Velocity profiles along the tested flow conditions were established by translating voltages from the data acquisition system to physical positions within the tunnel cross-section, adhering to a linear relation based on calibration data. Bernoulli’s equation was then applied to the differential pressure readings to determine local flow velocities. The velocity (V) at each point was calculated using the relation V = sqrt(2 * ΔP / ρ), where ΔP is the differential pressure at each pressure tap, and ρ is the density of air, assumed constant due to negligible density variations over the tested flow range.

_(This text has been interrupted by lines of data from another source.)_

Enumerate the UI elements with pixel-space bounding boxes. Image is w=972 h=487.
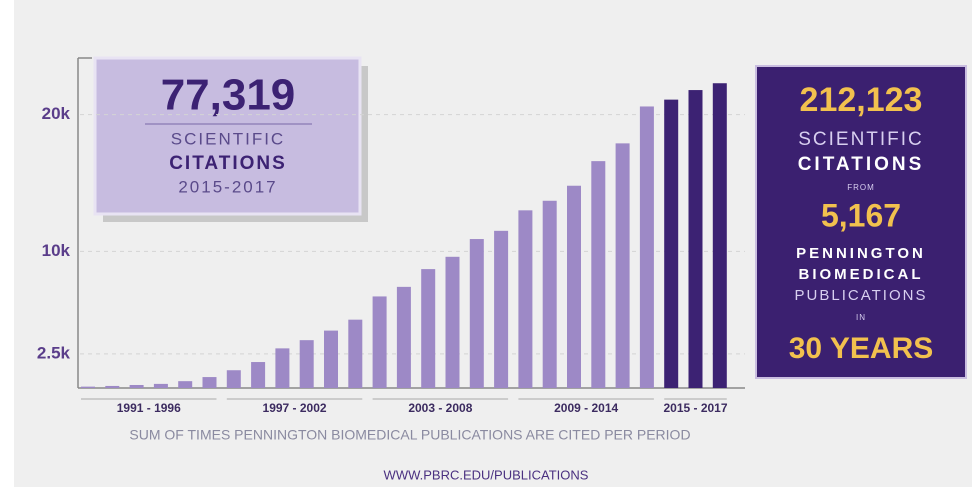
bar [494, 230, 509, 388]
y-tick-label: 20k [42, 104, 71, 123]
right-number2: 5,167 [821, 197, 901, 233]
group-label: 2009 - 2014 [554, 401, 618, 415]
bar [299, 340, 314, 388]
bar [396, 286, 411, 388]
bar [226, 370, 241, 388]
right-number: 212,123 [800, 81, 923, 119]
bar [567, 185, 581, 388]
group-label: 2003 - 2008 [408, 401, 472, 415]
left-line3: 2015-2017 [178, 177, 277, 196]
bar [105, 385, 120, 388]
bar [591, 161, 606, 388]
bar [615, 143, 630, 388]
left-line2: CITATIONS [169, 153, 287, 174]
bar [251, 362, 266, 388]
footer: WWW.PBRC.EDU/PUBLICATIONS [384, 467, 589, 482]
group-label: 1997 - 2002 [263, 401, 327, 415]
bar [178, 381, 193, 388]
group-label: 1991 - 1996 [117, 401, 181, 415]
bar [372, 296, 387, 388]
bar [324, 330, 338, 388]
right-line5: BIOMEDICAL [799, 266, 924, 283]
left-line1: SCIENTIFIC [171, 129, 285, 148]
bar [712, 83, 727, 388]
group-label: 2015 - 2017 [663, 401, 727, 415]
bar [445, 256, 460, 388]
bar [275, 348, 290, 388]
bar [542, 200, 557, 388]
bar [664, 99, 679, 388]
bar [348, 319, 363, 388]
right-box [755, 65, 967, 379]
y-tick-label: 10k [42, 241, 71, 260]
bar [153, 383, 168, 388]
bar [639, 106, 654, 388]
right-line2: CITATIONS [798, 154, 925, 175]
bar [81, 386, 95, 388]
right-line8: 30 YEARS [789, 332, 934, 365]
right-line7: IN [856, 313, 866, 322]
bar [688, 90, 703, 389]
right-line1: SCIENTIFIC [798, 129, 924, 150]
x-axis-label: SUM OF TIMES PENNINGTON BIOMEDICAL PUBLI… [129, 427, 690, 443]
bar [421, 269, 436, 388]
left-number: 77,319 [161, 71, 296, 120]
bar [469, 239, 484, 388]
right-line4: PENNINGTON [796, 245, 926, 262]
left-box [93, 56, 362, 216]
bar [202, 377, 217, 388]
bar [129, 384, 144, 388]
y-tick-label: 2.5k [37, 343, 71, 362]
bar [518, 210, 533, 388]
right-line3: FROM [847, 183, 875, 192]
right-line6: PUBLICATIONS [795, 287, 928, 304]
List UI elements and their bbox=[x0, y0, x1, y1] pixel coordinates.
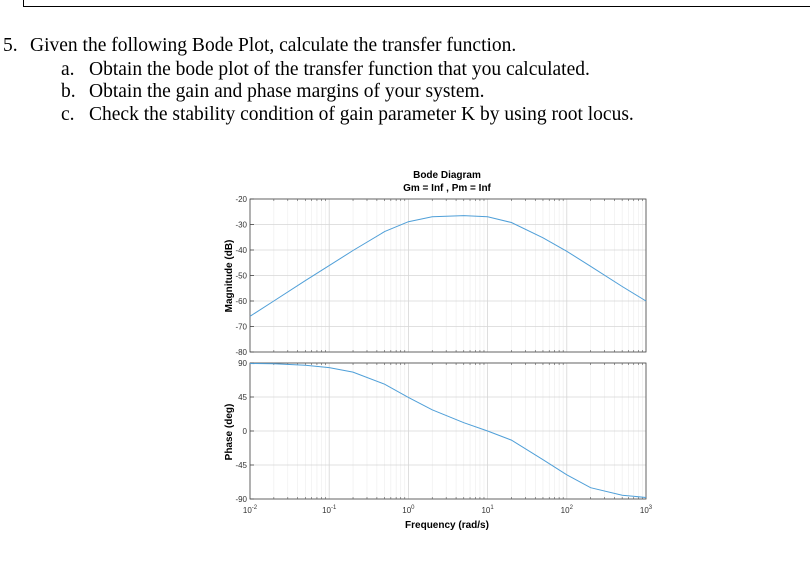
y-tick-label: -80 bbox=[235, 348, 247, 357]
axes-box bbox=[249, 362, 647, 500]
magnitude-plot: -20 -30 -40 -50 -60 -70 -80 bbox=[235, 195, 647, 357]
y-tick-label: -90 bbox=[235, 495, 247, 504]
y-tick-label: -60 bbox=[235, 297, 247, 306]
subquestion-label: b. bbox=[61, 81, 76, 102]
question-text: Given the following Bode Plot, calculate… bbox=[30, 35, 517, 56]
subquestion-text: Obtain the gain and phase margins of you… bbox=[89, 81, 485, 102]
subquestion-text: Check the stability condition of gain pa… bbox=[89, 104, 634, 125]
chart-subtitle: Gm = Inf , Pm = Inf bbox=[403, 183, 491, 194]
phase-y-label: Phase (deg) bbox=[224, 404, 235, 461]
x-tick-label: 100 bbox=[402, 505, 415, 515]
x-tick-label: 103 bbox=[640, 505, 653, 515]
subquestion-label: c. bbox=[61, 104, 75, 125]
y-tick-label: -45 bbox=[235, 461, 247, 470]
y-tick-label: 90 bbox=[238, 359, 247, 368]
x-tick-label: 10-1 bbox=[322, 505, 337, 515]
subquestion-a: a. Obtain the bode plot of the transfer f… bbox=[61, 58, 590, 82]
question-5: 5. Given the following Bode Plot, calcula… bbox=[3, 34, 516, 58]
x-tick-label: 10-2 bbox=[243, 505, 258, 515]
subquestion-c: c. Check the stability condition of gain … bbox=[61, 103, 634, 127]
axes-box bbox=[249, 198, 647, 353]
subquestion-b: b. Obtain the gain and phase margins of y… bbox=[61, 80, 485, 104]
series-line bbox=[249, 363, 647, 498]
y-tick-label: -50 bbox=[235, 272, 247, 281]
x-axis-label: Frequency (rad/s) bbox=[405, 520, 489, 531]
x-tick-label: 102 bbox=[561, 505, 574, 515]
y-tick-label: -20 bbox=[235, 195, 247, 204]
magnitude-y-label: Magnitude (dB) bbox=[224, 240, 235, 313]
y-tick-label: -30 bbox=[235, 221, 247, 230]
question-number: 5. bbox=[3, 35, 18, 56]
top-rule bbox=[23, 0, 810, 7]
y-tick-label: 45 bbox=[238, 393, 247, 402]
subquestion-text: Obtain the bode plot of the transfer fun… bbox=[89, 59, 590, 80]
x-tick-label: 101 bbox=[481, 505, 494, 515]
chart-title: Bode Diagram bbox=[413, 170, 481, 181]
y-tick-label: -40 bbox=[235, 246, 247, 255]
y-tick-label: 0 bbox=[243, 427, 248, 436]
series-line bbox=[249, 215, 647, 317]
subquestion-label: a. bbox=[61, 59, 75, 80]
y-tick-label: -70 bbox=[235, 323, 247, 332]
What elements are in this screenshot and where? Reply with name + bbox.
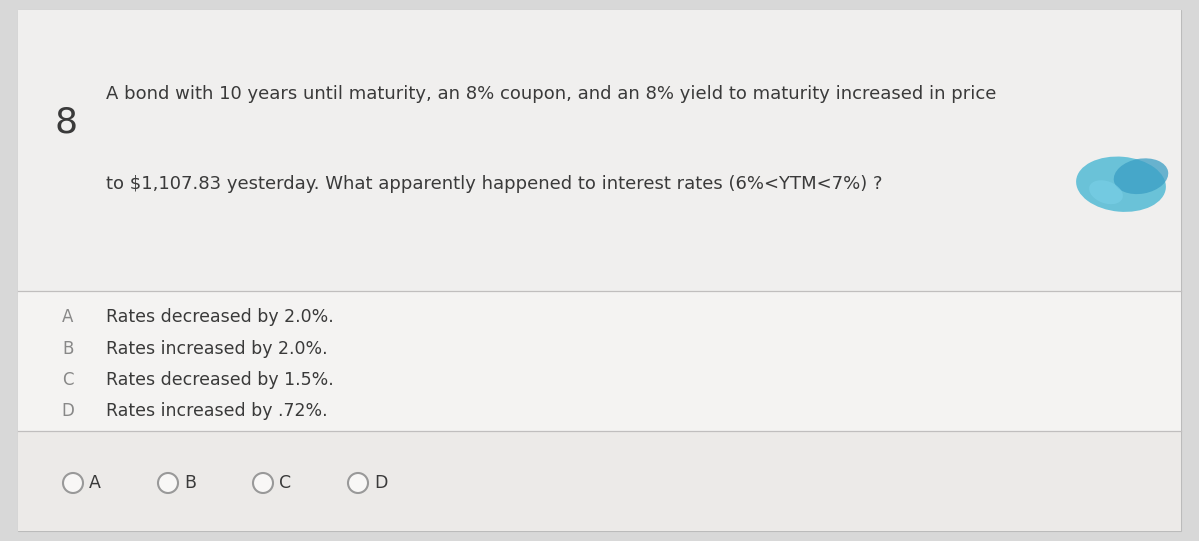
Text: A: A <box>89 474 101 492</box>
Ellipse shape <box>1114 159 1168 194</box>
Text: B: B <box>62 340 73 358</box>
Text: Rates increased by .72%.: Rates increased by .72%. <box>106 402 327 420</box>
Circle shape <box>158 473 177 493</box>
Text: C: C <box>279 474 291 492</box>
Text: D: D <box>374 474 387 492</box>
Text: B: B <box>183 474 195 492</box>
Text: Rates decreased by 1.5%.: Rates decreased by 1.5%. <box>106 371 333 388</box>
Ellipse shape <box>1089 180 1123 204</box>
Text: C: C <box>62 371 74 388</box>
Text: Rates increased by 2.0%.: Rates increased by 2.0%. <box>106 340 327 358</box>
Text: Rates decreased by 2.0%.: Rates decreased by 2.0%. <box>106 308 333 326</box>
Circle shape <box>64 473 83 493</box>
Text: to $1,107.83 yesterday. What apparently happened to interest rates (6%<YTM<7%) ?: to $1,107.83 yesterday. What apparently … <box>106 175 882 193</box>
Text: 8: 8 <box>54 105 78 140</box>
FancyBboxPatch shape <box>18 10 1181 531</box>
FancyBboxPatch shape <box>18 291 1181 431</box>
FancyBboxPatch shape <box>18 10 1181 291</box>
Circle shape <box>348 473 368 493</box>
FancyBboxPatch shape <box>18 431 1181 531</box>
Ellipse shape <box>1077 156 1165 212</box>
Text: A: A <box>62 308 73 326</box>
Text: A bond with 10 years until maturity, an 8% coupon, and an 8% yield to maturity i: A bond with 10 years until maturity, an … <box>106 85 996 103</box>
Text: D: D <box>61 402 74 420</box>
Circle shape <box>253 473 273 493</box>
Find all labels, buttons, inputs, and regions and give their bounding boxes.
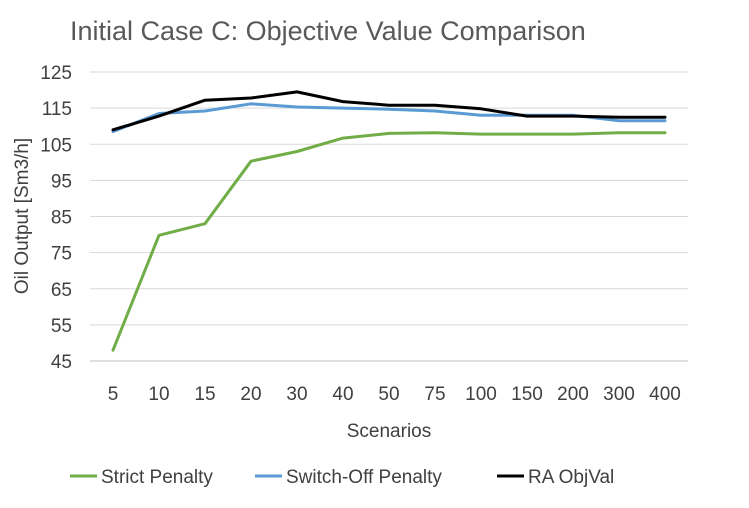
x-tick-label: 200 (557, 384, 589, 405)
x-tick-label: 150 (511, 384, 543, 405)
legend-label: Strict Penalty (101, 467, 213, 488)
y-tick-label: 65 (51, 280, 72, 301)
x-tick-label: 40 (332, 384, 353, 405)
legend-label: Switch-Off Penalty (286, 467, 442, 488)
y-tick-label: 75 (51, 244, 72, 265)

Using these velocity values, the dynamic pressure was computed and paired with the projected area (A = D × L) of the cylinder to calculate the drag force (F) at each pressure port. Summing these forces across all angular measurements resulted in an estimate of total drag. The coefficient of drag was then calculated using the relation Cd = 2F / (ρ V² A). To validate and contextualize these results, the Reynolds number (Re = ρ V D / μ) was computed and compared with established literature, particularly the drag coefficient versus Reynolds number chart for smooth cylinders. The experimental results revealed flow regimes consistent with laminar-to-turbulent transition, corresponding to Reynolds numbers ranging from approximately 10,000 to 100,000.

Graphical data included pressure distributions plotted around the cylinder, demonstrating high pressure at the stagnation point and flow separation points, along with velocity profiles along the cross-section of the wind tunnel. Drag force calculations showed a typical dependence on flow velocity, with experimental Cd values aligning reasonably well with theoretical data for smooth cylinders at comparable Reynolds numbers. Discrepancies were attributed to experimental uncertainties such as manometer calibration errors, turbulence effects, and minor geometric imperfections.

In conclusion, the wind tunnel experiments successfully characterized the flow behavior around a circular cylinder. The results confirmed the applicability of Bernoulli’s equation for velocity calculations from pressure differences and validated the use of surface pressure integration to determine drag force. The comparison of experimental and theoretical drag coefficients emphasized the importance of flow regime understanding and the limitations of simplified models. This study provided a practical demonstration of fundamental fluid mechanics concepts and the effectiveness of experimental techniques in aerodynamics research.